HOUSTON – If there's one thing this story should teach us, it's this: If you had any plans to mess with the Houston bike community, don't.

"This is, like, my life," said Madeleine Pelzel, a junior architecture student at Rice University, referring to her custom-made bike.

"I've been riding with this bike since the beginning of 2014," she said. "I've gone on tours with it, I've raced it, I've done triathlons on it (and) I used to get around campus."

Her bike is always by her side, except on April 1.

After participating in a Rice University event called Beer Bike,' when she locked her bike on a rack outside her dorm room.

"I was going up to my room to grab some things and came back down and the bike had been stolen," Pelzel said.

As we're accustomed to seeing nowadays, Pelzel turned to Facebook, calling on the Houston bike community to assemble.

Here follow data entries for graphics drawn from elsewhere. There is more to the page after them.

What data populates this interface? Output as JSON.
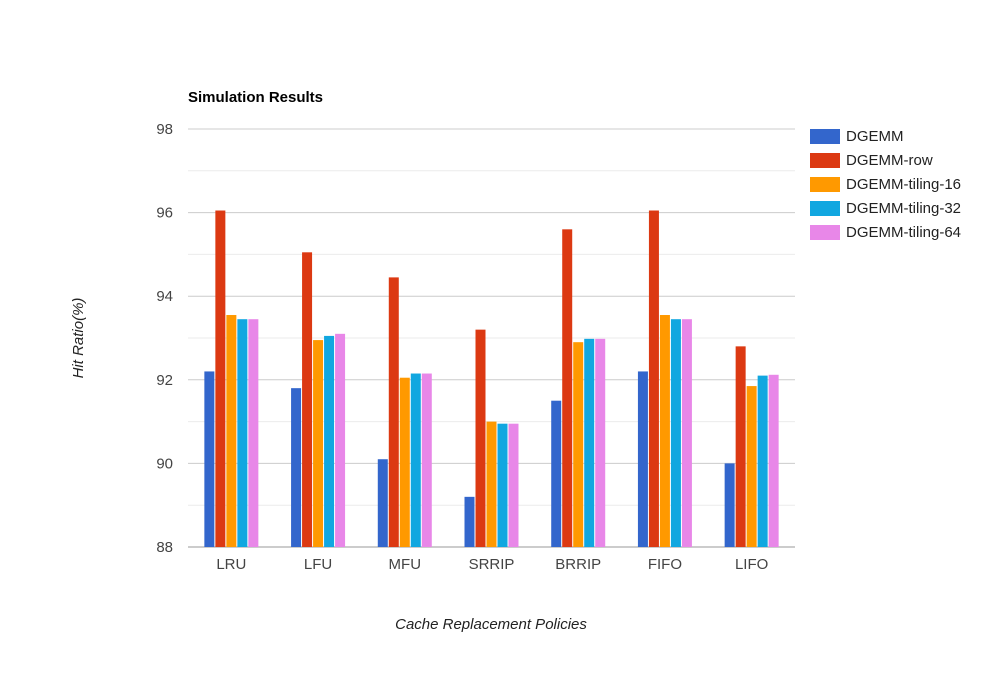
{
  "chart_data": {
    "type": "bar",
    "title": "Simulation Results",
    "xlabel": "Cache Replacement Policies",
    "ylabel": "Hit Ratio(%)",
    "ylim": [
      88,
      98
    ],
    "yticks": [
      88,
      90,
      92,
      94,
      96,
      98
    ],
    "grid": true,
    "legend_position": "right",
    "categories": [
      "LRU",
      "LFU",
      "MFU",
      "SRRIP",
      "BRRIP",
      "FIFO",
      "LIFO"
    ],
    "series": [
      {
        "name": "DGEMM",
        "color": "#3366cc",
        "values": [
          92.2,
          91.8,
          90.1,
          89.2,
          91.5,
          92.2,
          90.0
        ]
      },
      {
        "name": "DGEMM-row",
        "color": "#dc3912",
        "values": [
          96.05,
          95.05,
          94.45,
          93.2,
          95.6,
          96.05,
          92.8
        ]
      },
      {
        "name": "DGEMM-tiling-16",
        "color": "#ff9900",
        "values": [
          93.55,
          92.95,
          92.05,
          91.0,
          92.9,
          93.55,
          91.85
        ]
      },
      {
        "name": "DGEMM-tiling-32",
        "color": "#11a7e0",
        "values": [
          93.45,
          93.05,
          92.15,
          90.95,
          92.98,
          93.45,
          92.1
        ]
      },
      {
        "name": "DGEMM-tiling-64",
        "color": "#e887e8",
        "values": [
          93.45,
          93.1,
          92.15,
          90.95,
          92.98,
          93.45,
          92.12
        ]
      }
    ]
  }
}
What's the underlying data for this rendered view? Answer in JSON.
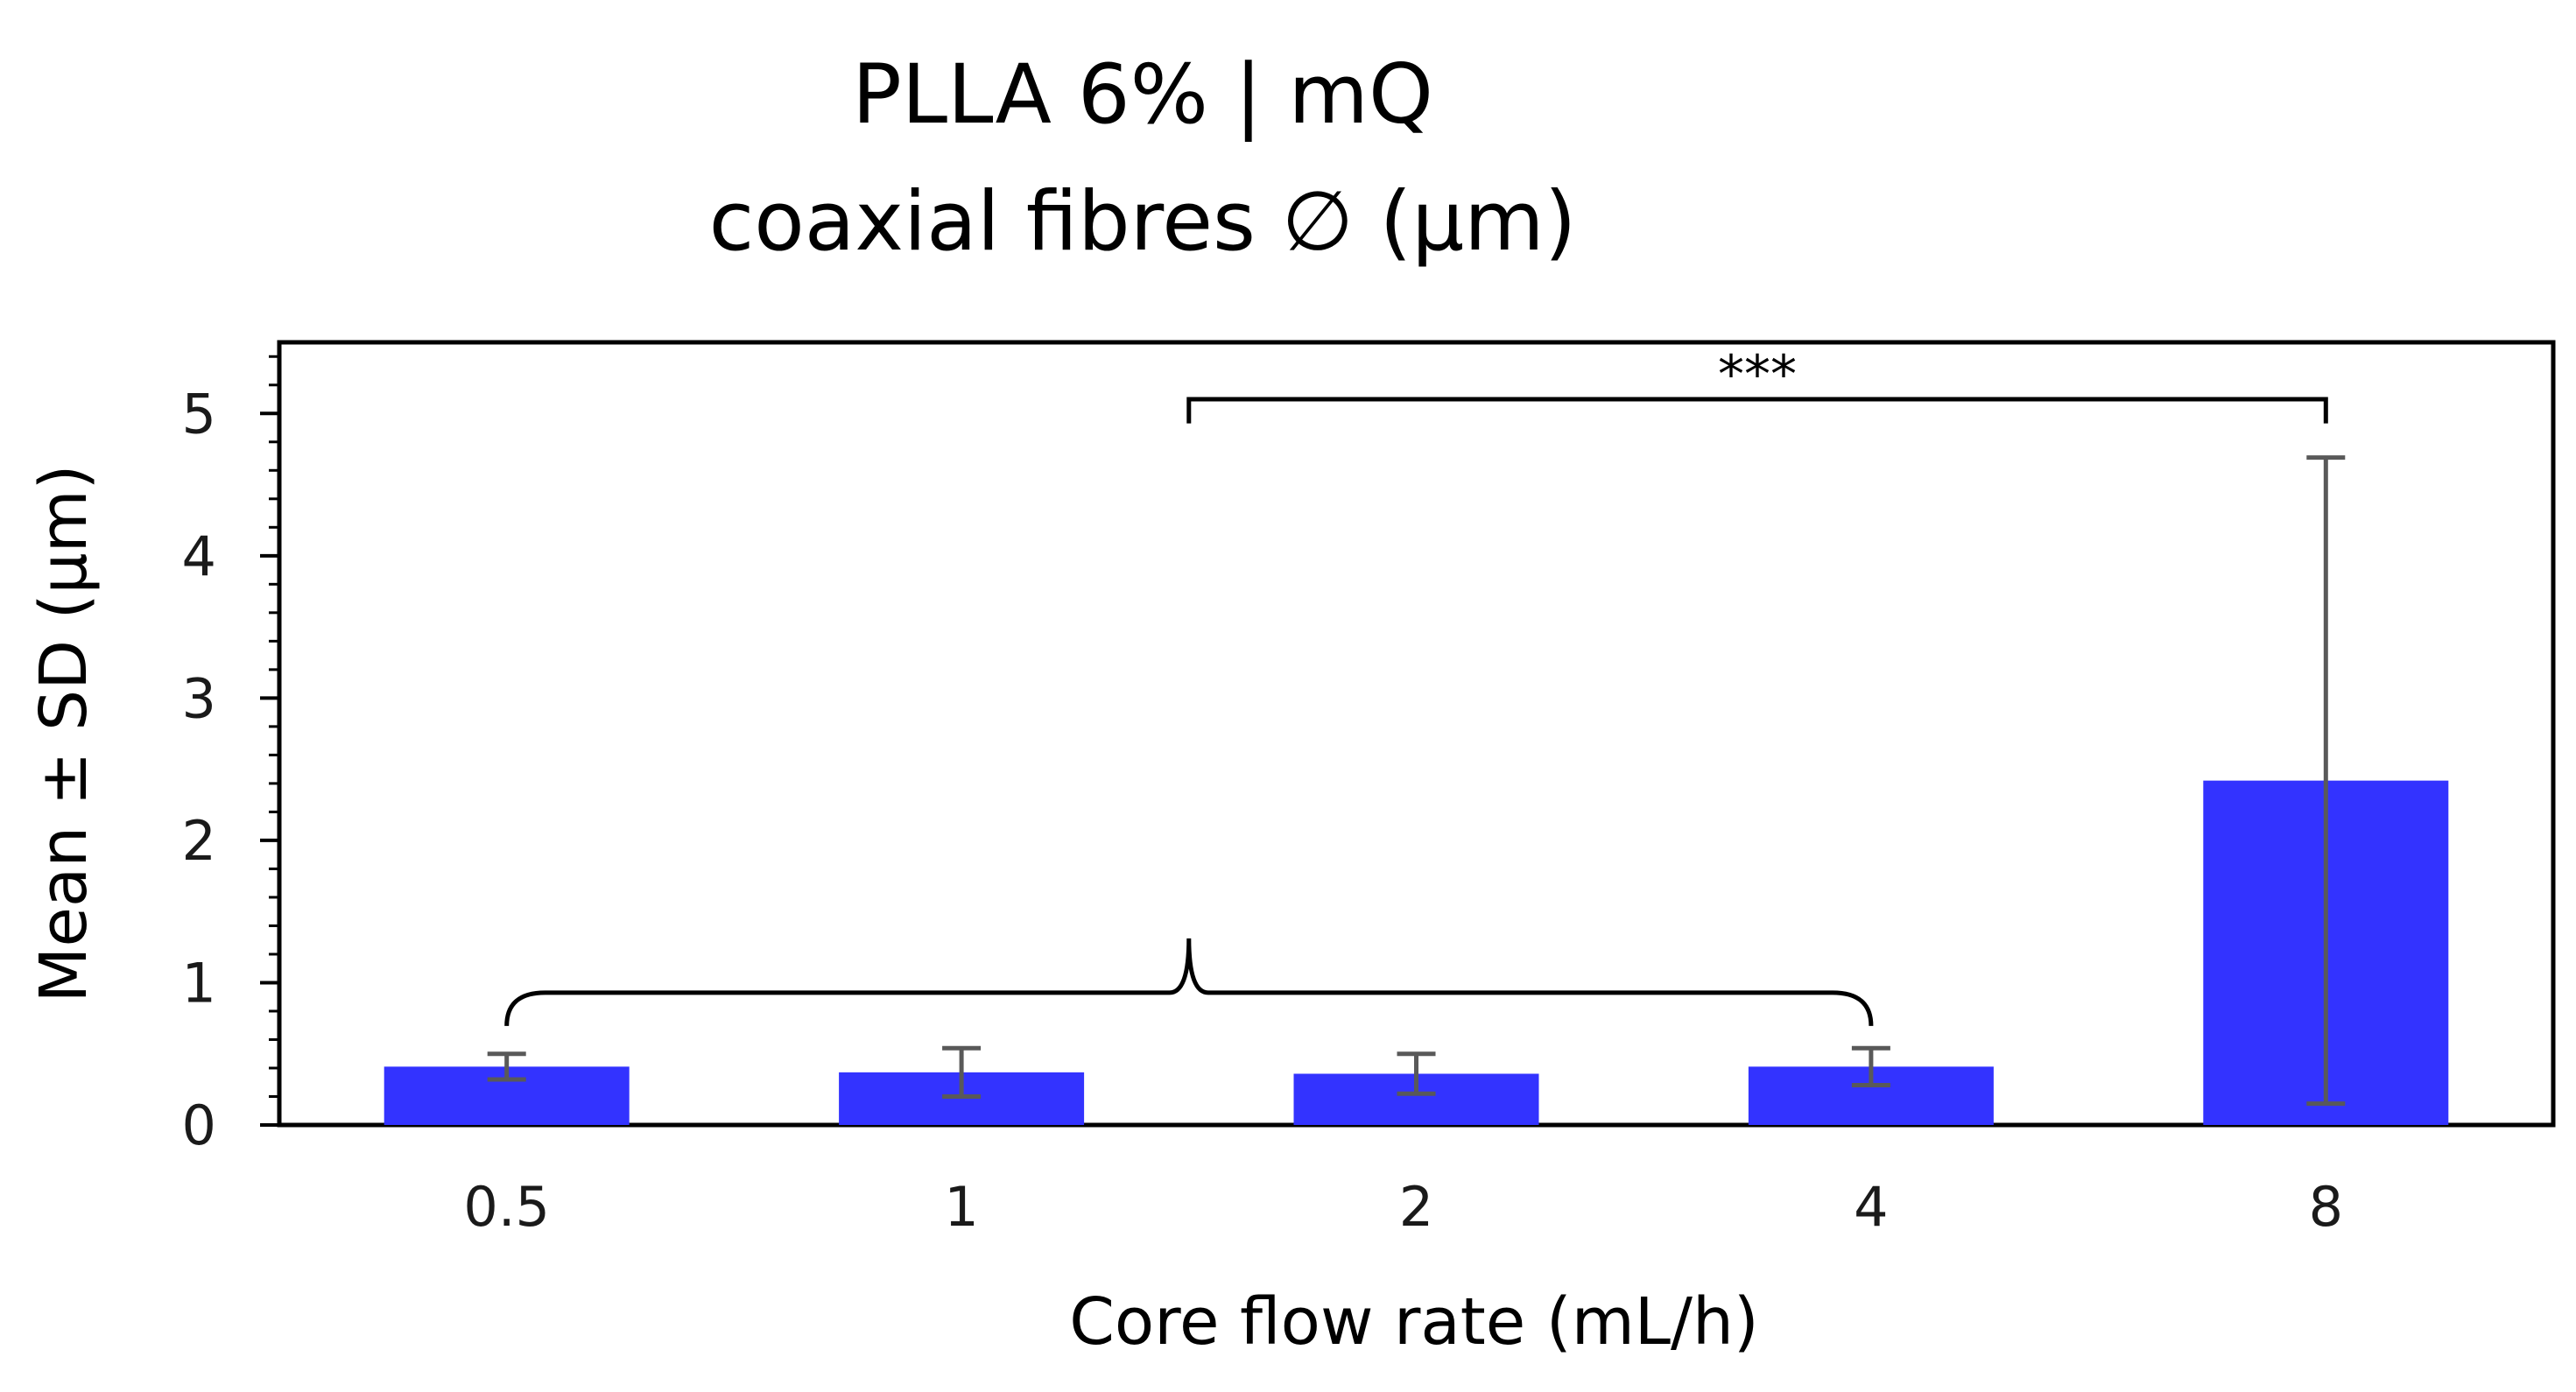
{
  "chart_data": {
    "type": "bar",
    "title": [
      "PLLA 6% | mQ",
      "coaxial fibres ∅ (μm)"
    ],
    "xlabel": "Core flow rate (mL/h)",
    "ylabel": "Mean ± SD (μm)",
    "categories": [
      "0.5",
      "1",
      "2",
      "4",
      "8"
    ],
    "values": [
      0.41,
      0.37,
      0.36,
      0.41,
      2.42
    ],
    "errors": [
      0.09,
      0.17,
      0.14,
      0.13,
      2.27
    ],
    "ylim": [
      0,
      5.5
    ],
    "yticks": [
      0,
      1,
      2,
      3,
      4,
      5
    ],
    "ytick_labels": [
      "0",
      "1",
      "2",
      "3",
      "4",
      "5"
    ],
    "grid": false,
    "legend": "none",
    "colors": {
      "bar": "#3333ff",
      "error": "#595959",
      "axis": "#000000"
    },
    "annotations": [
      {
        "type": "significance",
        "label": "***",
        "group_from": "0.5",
        "group_to": "4",
        "compared_to": "8"
      }
    ]
  }
}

"It was this incredible outpouring," she said. "I was waking up to new Facebook messages everyday with people that were eager to help me get back on a bike."

Much to her surprise, within 20 days someone found the bike on an app called "Offer Up" and messaged her.

Rice University police say the suspect had sold it for $80.

"It's a custom bike so you can't put a for sure price tag on it but around $6000," Pelzel said.

Investigators tracked down the buyer and set up sting to nab their suspect.

It turns out the 17-year-old suspect was already on police's radar from an April 10 incident where he was issued a 'no trespass warning,' for being on campus, investigators said.

At the time of the sting, the suspect was busy selling other stolen bikes and happened to sell Pelzel's to a random person. That person, she said, gave up the bike with no issues.

"The morning that the bike got found, there was a fund that started to help me buy a new one so it's like good karma paying off all the way around," Pelzel said.

Charges haven't officially been filed on the suspect but police said he will likely face a state jail felony given the value of Pelzel's bike. He could face up to two years in jail.

That man is also accused of stealing the bike police discovered in the sting from Rice and another bike from Houston Methodist Hospital, investigators said.

Now that she has her bike back, Pelzel is riding for a good cause. She will help building affordable housing for those that need it while she bikes down the east coast from Maine to New York.